Sunday, January 8, 2012

Beurre Blanc

While living in Europe I've decided to brush up on my high school French and learn more about French cooking, which of course involves consuming inordinate amounts of butter and wine. Oh pity! Usually regional foods are distinguished by specific ingredients, kaffir lime leaves and fish sauce in Thailand, saffron and smoked paprika in Morocco, and so on. After cooking only a handful of French classics my suspicion is that French food is distinguished not by ingredients but by technique.

As I glance at recipes from a few different cookbooks, I notice a familiar grocery list: shallots, white wine, leeks, butter, cream, tarragon, sea bass, mussels, and courgettes. What was that last one? Courgettes. Sounds exotic and delicious, but as my British friends will tell you, it's nothing more than the humble zucchini. Perhaps that is part of the allure of French cooking. The French take the most simple ingredients and transform them into mystical little morsels of absolute heaven.

And while we're demystifying things, let's get to that problem of portion sizes. In America we grouse often about the minuscule portions served in French restaurants. A problem to be sure if one were to order only one course. But as I'm learning, even vegetables are their own course in French cuisine.

In my previous post I suggested a method of preparation for green beans as recommended by Julia Child. While sampling different options for serving sauteed beans, I tried Julia's beurre blanc. Forgive the forthcoming blasphemy, but I did not enjoy it. The tang of the vinegar and excessive use of butter--I never thought there could be such a thing--rendered the sauce heavy and astringent. My mouth had that film of a pan that didn't get completely washed.

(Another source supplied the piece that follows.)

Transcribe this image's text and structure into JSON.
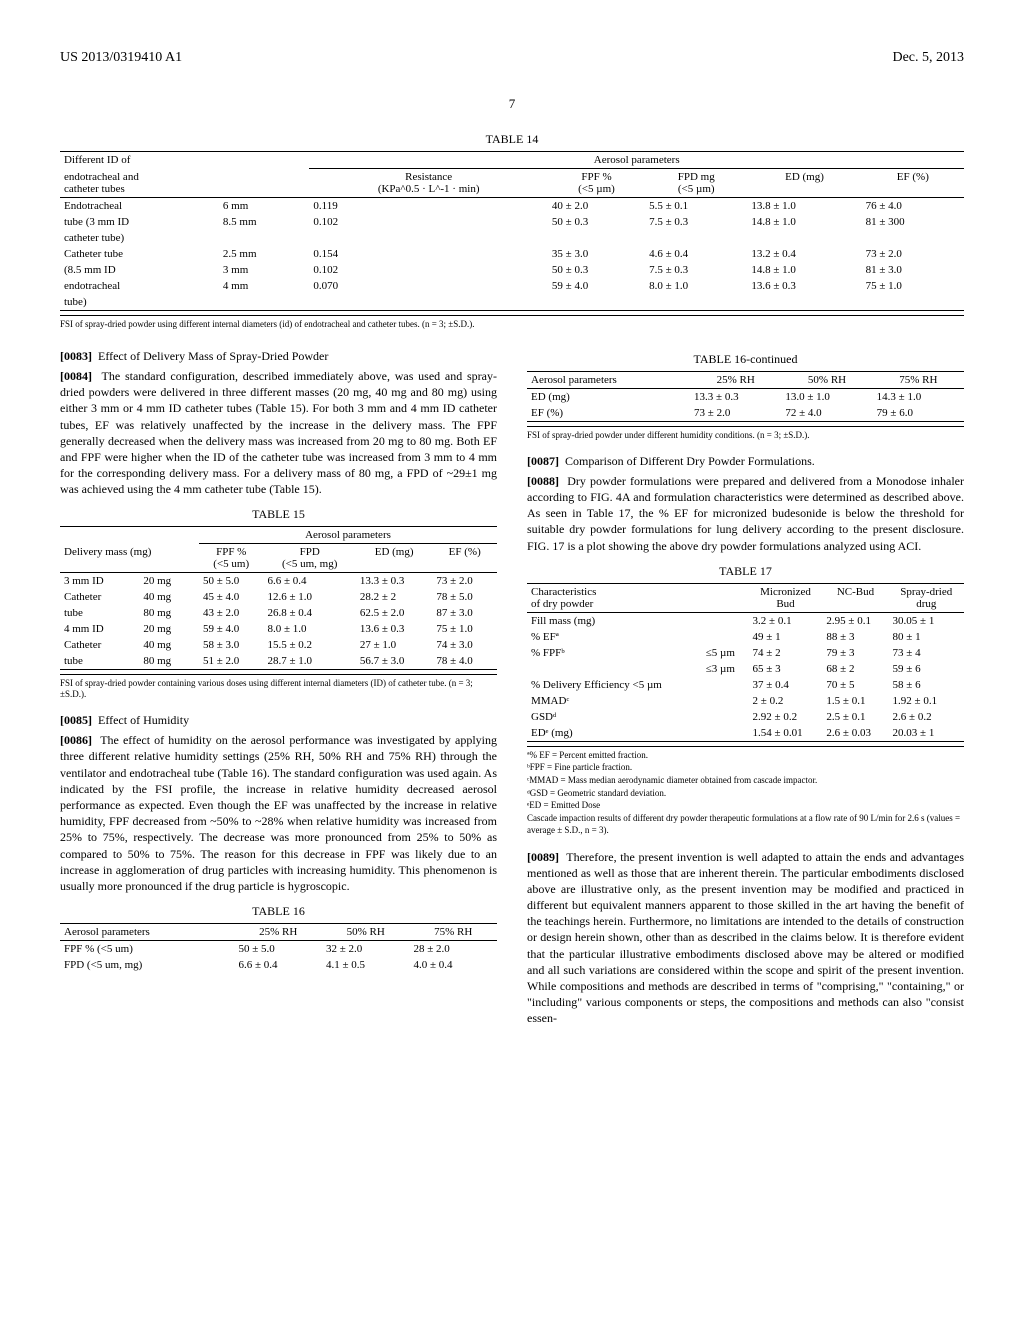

Thus, after following Julia's recipe to the letter I experimented with my own and humbly offer it to you here.

Beurre Blanc

1 tablespoon minced shallots
1/3 cup dry white wine
3-4 tablespoons cold butter, cut into teaspoon-size bits
pinch salt
pinch white pepper

Simmer the shallots, white wine, 1/2 tablespoon of butter, salt and pepper over medium heat until reduced to about 2 tablespoons total volume. Remove from the heat and whisk in 2 teaspoons of butter. Return to low heat and continue whisking in teaspoon after teaspoon of butter as each one melts into the sauce. Serve immediately over vegetables or fish.

2 comments:

  1. I can't bring myself to cook anything but green beans and beurre blanc these days. So delicious! I did just learn, however, that if you let the butter, shallots and wine get too hot (read: have kids distracting you and neglect the stove for a few moments) the sauce will not come together properly when you whisk in the cold butter.